Movable benches allow cultivation of plants in an area without paths, and transport of the benches along a central working station, considerably simplifying the development of a harvest robot.
Prior to the development of the movable benches for rose cultivation PPO researchers, in close cooperation with Dutch growers and industry, performed a series of research projects on the formulated critical success factors.
These critical success factors are more plant-technical factors rather than system-technical factors.
A selection of these experiments is presented here.
In one experiment the growth of plants moving continuously during 16 months was compared to that of immobile plants, and it proved that movement did not affect rose production or quality.
Ebb and flood irrigation was tested as a possible alternative to irrigation by drip lines, a system that hinders movement.

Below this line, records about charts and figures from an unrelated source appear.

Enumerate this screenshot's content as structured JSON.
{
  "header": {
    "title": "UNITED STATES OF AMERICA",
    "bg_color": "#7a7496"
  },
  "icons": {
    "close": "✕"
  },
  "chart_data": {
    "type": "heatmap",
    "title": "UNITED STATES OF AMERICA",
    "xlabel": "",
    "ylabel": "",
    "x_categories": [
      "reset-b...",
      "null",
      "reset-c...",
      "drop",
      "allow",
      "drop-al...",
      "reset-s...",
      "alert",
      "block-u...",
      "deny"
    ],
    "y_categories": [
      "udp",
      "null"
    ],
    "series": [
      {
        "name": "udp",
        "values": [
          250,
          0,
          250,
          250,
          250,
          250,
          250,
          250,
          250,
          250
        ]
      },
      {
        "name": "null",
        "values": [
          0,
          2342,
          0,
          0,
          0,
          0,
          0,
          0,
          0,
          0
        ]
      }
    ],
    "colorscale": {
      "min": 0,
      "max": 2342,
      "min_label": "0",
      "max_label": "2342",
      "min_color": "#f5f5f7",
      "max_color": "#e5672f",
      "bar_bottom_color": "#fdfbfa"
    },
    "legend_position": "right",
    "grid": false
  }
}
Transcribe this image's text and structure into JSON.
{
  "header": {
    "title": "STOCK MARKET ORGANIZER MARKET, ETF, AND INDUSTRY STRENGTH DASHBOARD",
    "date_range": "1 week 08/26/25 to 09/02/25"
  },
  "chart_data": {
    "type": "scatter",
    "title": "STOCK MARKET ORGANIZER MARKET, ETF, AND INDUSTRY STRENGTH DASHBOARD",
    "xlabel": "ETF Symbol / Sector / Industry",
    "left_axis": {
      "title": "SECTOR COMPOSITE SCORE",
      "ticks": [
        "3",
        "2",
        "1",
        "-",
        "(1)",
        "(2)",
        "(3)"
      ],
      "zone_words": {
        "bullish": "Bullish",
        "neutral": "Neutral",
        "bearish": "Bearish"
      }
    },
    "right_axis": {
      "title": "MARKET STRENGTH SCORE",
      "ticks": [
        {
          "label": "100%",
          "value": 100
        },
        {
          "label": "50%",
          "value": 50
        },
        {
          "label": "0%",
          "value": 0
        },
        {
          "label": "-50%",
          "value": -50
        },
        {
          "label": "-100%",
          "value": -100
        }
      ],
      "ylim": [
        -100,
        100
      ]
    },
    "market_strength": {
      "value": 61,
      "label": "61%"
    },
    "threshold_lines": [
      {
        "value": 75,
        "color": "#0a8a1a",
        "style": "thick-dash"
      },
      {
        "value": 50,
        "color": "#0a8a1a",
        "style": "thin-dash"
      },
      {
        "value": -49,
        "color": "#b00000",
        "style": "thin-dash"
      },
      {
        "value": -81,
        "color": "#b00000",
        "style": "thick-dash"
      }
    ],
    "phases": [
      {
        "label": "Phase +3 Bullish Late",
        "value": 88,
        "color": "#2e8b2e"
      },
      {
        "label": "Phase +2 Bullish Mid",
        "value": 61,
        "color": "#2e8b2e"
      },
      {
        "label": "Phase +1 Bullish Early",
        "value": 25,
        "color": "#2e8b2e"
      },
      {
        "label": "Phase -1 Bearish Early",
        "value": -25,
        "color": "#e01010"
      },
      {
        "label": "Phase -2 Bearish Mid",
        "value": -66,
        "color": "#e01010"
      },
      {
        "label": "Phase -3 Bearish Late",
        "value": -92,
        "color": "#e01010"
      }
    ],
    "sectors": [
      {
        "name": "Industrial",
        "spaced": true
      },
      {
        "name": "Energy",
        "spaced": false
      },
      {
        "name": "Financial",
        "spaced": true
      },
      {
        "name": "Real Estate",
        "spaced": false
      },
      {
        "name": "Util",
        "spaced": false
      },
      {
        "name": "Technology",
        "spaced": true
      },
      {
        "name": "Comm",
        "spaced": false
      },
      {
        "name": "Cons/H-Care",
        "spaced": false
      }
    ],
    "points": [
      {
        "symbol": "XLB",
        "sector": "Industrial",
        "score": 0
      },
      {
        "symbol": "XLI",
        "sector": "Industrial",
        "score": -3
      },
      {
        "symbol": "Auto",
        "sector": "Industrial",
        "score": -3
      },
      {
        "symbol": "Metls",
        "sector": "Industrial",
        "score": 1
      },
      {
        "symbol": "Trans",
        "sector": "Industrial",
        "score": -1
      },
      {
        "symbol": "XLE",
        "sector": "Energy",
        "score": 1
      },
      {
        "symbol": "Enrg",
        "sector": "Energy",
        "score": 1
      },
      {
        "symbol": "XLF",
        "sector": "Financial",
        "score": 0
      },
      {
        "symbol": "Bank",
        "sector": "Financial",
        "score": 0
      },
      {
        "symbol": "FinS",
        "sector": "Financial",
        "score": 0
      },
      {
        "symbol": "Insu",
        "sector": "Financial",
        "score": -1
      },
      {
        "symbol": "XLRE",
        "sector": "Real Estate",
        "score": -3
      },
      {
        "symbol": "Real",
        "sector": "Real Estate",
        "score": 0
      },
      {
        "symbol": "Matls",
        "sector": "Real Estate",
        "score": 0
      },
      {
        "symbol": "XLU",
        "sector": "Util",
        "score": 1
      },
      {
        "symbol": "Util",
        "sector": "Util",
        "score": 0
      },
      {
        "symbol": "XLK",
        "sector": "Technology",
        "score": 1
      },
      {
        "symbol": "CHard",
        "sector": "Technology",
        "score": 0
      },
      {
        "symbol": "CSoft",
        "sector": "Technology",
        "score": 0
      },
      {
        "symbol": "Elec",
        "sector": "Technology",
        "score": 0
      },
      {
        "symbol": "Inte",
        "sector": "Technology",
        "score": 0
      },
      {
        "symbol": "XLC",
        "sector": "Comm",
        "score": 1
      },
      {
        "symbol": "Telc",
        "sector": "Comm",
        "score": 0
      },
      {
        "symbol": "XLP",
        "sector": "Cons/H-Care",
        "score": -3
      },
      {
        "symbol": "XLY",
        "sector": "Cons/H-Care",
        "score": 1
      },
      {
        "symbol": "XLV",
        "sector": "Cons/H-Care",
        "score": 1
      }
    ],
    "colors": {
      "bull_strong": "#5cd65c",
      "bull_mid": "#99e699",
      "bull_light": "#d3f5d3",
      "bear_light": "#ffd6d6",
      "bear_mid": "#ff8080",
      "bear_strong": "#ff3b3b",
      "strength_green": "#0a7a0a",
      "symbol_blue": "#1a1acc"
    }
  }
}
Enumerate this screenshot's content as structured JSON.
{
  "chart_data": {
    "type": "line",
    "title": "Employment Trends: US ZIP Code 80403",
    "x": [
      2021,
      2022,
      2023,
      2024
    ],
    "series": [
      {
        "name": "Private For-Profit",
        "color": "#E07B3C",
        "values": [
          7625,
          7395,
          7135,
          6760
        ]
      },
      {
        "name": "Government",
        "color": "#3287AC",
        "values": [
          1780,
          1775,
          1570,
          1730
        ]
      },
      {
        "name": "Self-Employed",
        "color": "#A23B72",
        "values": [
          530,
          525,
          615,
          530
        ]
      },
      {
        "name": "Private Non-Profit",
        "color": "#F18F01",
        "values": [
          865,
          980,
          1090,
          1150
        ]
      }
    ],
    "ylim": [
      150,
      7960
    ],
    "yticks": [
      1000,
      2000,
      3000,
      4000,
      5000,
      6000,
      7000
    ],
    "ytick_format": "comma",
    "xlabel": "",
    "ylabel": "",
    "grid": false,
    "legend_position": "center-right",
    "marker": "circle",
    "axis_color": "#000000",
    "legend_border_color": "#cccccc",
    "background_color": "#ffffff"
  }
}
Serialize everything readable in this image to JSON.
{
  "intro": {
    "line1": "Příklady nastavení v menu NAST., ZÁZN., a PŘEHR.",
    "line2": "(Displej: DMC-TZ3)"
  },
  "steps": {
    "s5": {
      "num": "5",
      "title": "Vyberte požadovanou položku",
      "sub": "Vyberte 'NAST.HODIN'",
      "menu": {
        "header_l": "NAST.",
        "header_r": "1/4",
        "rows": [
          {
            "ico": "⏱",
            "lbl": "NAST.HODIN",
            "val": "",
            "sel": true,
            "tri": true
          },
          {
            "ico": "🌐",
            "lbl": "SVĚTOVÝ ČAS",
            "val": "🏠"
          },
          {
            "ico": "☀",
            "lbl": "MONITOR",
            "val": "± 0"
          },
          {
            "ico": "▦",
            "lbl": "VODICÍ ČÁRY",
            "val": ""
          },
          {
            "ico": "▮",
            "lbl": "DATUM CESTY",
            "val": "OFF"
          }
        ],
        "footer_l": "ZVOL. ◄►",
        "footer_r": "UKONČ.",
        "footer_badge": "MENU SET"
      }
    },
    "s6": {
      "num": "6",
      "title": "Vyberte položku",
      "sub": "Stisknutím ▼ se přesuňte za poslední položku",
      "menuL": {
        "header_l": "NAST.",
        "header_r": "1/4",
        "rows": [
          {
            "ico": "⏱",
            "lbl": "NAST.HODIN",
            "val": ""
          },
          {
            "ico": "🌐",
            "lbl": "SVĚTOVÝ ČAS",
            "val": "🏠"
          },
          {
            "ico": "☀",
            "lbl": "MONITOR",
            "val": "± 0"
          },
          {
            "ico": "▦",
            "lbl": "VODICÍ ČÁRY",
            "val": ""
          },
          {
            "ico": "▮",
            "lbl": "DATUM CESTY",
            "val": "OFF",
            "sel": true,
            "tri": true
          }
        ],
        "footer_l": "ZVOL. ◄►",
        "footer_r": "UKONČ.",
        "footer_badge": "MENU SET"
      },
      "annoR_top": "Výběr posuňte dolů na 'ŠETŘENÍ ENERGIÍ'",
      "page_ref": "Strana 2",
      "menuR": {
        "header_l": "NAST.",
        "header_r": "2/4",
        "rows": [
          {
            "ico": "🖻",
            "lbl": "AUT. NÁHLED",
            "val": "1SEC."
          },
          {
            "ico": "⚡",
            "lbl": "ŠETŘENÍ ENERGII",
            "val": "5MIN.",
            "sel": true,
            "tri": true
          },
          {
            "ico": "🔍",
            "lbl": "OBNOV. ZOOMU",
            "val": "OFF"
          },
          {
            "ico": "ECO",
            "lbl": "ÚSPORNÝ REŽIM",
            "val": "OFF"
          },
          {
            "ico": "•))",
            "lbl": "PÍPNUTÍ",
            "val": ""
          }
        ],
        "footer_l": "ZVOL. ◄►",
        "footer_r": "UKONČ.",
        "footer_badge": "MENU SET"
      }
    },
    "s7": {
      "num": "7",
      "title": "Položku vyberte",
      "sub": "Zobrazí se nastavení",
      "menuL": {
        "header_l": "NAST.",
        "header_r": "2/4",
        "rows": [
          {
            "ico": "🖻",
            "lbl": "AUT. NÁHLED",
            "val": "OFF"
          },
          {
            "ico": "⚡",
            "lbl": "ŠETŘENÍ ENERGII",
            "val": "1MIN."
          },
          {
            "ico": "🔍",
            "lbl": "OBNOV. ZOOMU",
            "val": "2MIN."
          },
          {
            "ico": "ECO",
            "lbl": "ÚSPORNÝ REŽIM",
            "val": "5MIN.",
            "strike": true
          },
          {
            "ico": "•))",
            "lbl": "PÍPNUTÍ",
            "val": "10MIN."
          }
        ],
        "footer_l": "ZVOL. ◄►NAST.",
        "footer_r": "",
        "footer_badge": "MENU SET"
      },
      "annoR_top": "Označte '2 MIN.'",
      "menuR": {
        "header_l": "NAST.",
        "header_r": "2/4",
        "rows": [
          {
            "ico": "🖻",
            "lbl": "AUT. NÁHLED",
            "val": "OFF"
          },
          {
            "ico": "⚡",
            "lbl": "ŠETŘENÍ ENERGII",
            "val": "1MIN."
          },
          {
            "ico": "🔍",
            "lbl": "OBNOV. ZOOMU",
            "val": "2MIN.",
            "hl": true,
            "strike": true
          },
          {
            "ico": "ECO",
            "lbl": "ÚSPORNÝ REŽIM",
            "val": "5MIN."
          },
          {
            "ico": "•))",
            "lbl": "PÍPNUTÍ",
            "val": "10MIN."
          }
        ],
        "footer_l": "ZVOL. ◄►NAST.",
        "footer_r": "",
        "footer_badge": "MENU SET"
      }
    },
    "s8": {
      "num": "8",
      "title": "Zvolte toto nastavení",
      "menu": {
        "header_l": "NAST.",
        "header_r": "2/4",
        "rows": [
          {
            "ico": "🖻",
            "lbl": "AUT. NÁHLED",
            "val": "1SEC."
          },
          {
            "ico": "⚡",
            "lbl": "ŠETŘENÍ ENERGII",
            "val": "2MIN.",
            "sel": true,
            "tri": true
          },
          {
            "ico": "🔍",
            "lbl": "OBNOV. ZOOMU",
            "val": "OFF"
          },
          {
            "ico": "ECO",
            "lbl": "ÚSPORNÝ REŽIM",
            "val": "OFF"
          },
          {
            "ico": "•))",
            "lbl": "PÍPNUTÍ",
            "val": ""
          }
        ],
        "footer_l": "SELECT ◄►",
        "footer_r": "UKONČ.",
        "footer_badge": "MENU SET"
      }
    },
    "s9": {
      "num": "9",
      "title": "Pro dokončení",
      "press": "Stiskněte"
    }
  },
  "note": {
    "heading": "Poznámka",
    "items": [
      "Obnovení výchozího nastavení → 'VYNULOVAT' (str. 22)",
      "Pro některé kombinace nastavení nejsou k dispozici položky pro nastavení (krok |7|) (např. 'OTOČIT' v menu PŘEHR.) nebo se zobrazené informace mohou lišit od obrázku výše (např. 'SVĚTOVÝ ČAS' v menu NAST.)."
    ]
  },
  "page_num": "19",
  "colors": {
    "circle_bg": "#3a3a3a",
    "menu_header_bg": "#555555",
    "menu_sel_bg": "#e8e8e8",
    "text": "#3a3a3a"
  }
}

A simplified plant shape (the Y-bush) with a limited plant canopy and a good visibility of the harvesting point by camera vision technique, was developed in order to adapt the plant architecture to the system suitable for a robot.
A method was developed to synchronize the growth of groups of plants so providing a harvesting robot with sufficient harvestable stems at a given time.
This method lead to production flushes harvestable within 5 to 7 days.
Finally, the performance of the Y-bush was studied at different plant densities and under different growth conditions.
The synchronized Y-bush proved to be a good starting point for a robot harvester, but production was limited (two stems per plant). Higher plant densities increased the number of stems, but reduced quality after a few production flushes.